Abortion Advocates at Women Deliver Conference Claim Right to Maternal Health

International   |   Steven Ertelt   |   Jun 17, 2010   |   9:00AM   |   WASHINGTON, DC

Abortion Advocates at Women Deliver Conference Claim Right to Maternal Health

by Susan Yoshihara
June 17, 2010

LifeNews.com Note: Susan Yoshihara, Ph.D. writes for the Catholic Family and Human Rights Institute. This article originally appeared in the pro-life group’s Friday Fax publication and is used with permission.

Washington, DC (LifeNews.com/CFAM) — At the United Nations (UN)-backed Women Deliver conference in Washington DC last week, abortion activists announced the achievement of a new international human right to maternal health just three years after launching a campaign to establish it.

Advocates said that the new right requires nations to liberalize abortion laws and create numerous new bureaucracies, procedures and programs.

In a paper entitled, “Preventing Maternal Mortality and Ensuring Safe Pregnancy," the Center for Reproductive Rights (CRR) asserted, “[W]omen’s rights to life, health, and non-discrimination entitle them” to maternal health and that “governments must ensure women’s access to high-quality, appropriate reproductive health care, abolish discriminatory laws and social practices … and allow women to make autonomous decisions regarding their reproductive lives.”

The paper said this includes “contraceptives, family planning counseling, sex education, and safe abortion services.” CRR and other groups have dozens of legal cases pending in Brazil, India, South Africa and elsewhere to enact the new right.

Paul Hunt, former UN Special Rapporteur for health, said that human rights are not just about judicial accountability, but also discriminatory budgets and policies that require “radical” social transformation to rectify.

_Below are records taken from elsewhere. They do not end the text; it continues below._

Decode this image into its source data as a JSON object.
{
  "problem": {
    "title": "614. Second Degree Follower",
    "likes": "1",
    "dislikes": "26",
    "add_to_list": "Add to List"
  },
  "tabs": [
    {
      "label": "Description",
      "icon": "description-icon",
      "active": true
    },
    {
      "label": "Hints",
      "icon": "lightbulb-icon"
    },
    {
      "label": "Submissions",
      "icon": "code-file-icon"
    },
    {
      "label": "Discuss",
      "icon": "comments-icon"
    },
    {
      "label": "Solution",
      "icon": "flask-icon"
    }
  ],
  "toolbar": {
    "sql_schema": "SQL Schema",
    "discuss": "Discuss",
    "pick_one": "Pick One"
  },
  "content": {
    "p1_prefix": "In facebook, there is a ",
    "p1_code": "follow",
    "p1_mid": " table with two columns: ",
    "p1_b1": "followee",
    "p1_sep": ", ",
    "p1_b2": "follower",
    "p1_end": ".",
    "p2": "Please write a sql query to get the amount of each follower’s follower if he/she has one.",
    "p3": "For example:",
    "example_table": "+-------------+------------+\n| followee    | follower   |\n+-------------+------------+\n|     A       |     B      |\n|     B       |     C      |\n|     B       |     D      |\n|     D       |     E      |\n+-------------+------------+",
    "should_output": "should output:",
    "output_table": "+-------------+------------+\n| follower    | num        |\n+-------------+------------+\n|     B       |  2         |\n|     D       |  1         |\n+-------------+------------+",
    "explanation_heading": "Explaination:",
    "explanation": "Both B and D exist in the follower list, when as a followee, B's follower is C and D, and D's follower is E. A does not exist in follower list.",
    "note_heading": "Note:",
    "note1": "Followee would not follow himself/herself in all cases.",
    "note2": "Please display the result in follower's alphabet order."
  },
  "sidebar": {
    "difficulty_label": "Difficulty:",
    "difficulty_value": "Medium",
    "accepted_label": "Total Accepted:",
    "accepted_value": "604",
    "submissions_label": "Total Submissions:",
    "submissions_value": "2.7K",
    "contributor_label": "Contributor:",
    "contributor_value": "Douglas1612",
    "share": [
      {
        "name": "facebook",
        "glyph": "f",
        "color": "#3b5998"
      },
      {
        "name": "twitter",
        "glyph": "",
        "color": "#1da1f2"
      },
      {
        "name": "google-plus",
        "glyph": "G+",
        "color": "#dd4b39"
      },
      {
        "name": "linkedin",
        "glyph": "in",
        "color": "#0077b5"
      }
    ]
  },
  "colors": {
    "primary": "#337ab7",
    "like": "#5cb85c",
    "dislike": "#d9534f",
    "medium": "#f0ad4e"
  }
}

Harvard University fellow Alicia Yamin, a founder of the campaign to establish the right, said, “Human rights needs to be an insurrectionalist discourse,” that “subverts the pathologies of power.”

“Women and children are not dying because it is a medical problem,” Yamin said, but because “It is a social problem. It is because they are discriminated against.” Columbia University professor Lynne Freedman said “Human rights work begins by identifying the workings of power [and] working for rearrangements of power necessary for change using a different vision of human well-being.”

Yamin said activists could use “hard and soft law” such as an article in the International Convention on Economic, Social and Cultural Rights (ICESCR) that specifies using “the maximum extent of resources” to protect rights. University of Toronto law professor Rebecca Cook said activists could show how laws and policies “attack women’s moral capacity” by using the definition of discrimination in the Convention on the Elimination of All Forms of Discrimination Against Women (CEDAW).

CEDAW proscribes laws and policies with the “‘effect or purpose’ of impairing or nullifying the recognition, enjoyment or exercise by women … of human rights and fundamental freedoms….” One legal expert told the Friday Fax that the U.S. Supreme Court has historically rejected this definition as too broad since it includes the effect, and not just the intent, of laws and policies. The United States is not party to ICESCR.

The basis for the announcement of a new right, according to experts like Yamin is a non-binding 2009 Human Rights Council (HRC) resolution stating, “preventable maternal mortality is a health, development and human rights challenge.” The non-binding resolution was promoted by the European Union and came after two years of intense lobbying on the part of abortion advocates.

Conservative legal experts have been dubious about claims to new rights in the past, arguing that it requires explicit negotiation in a binding treaty document, or a general and consistent customary practice of states out of a sense of legal obligation that develops over an extensive period of time.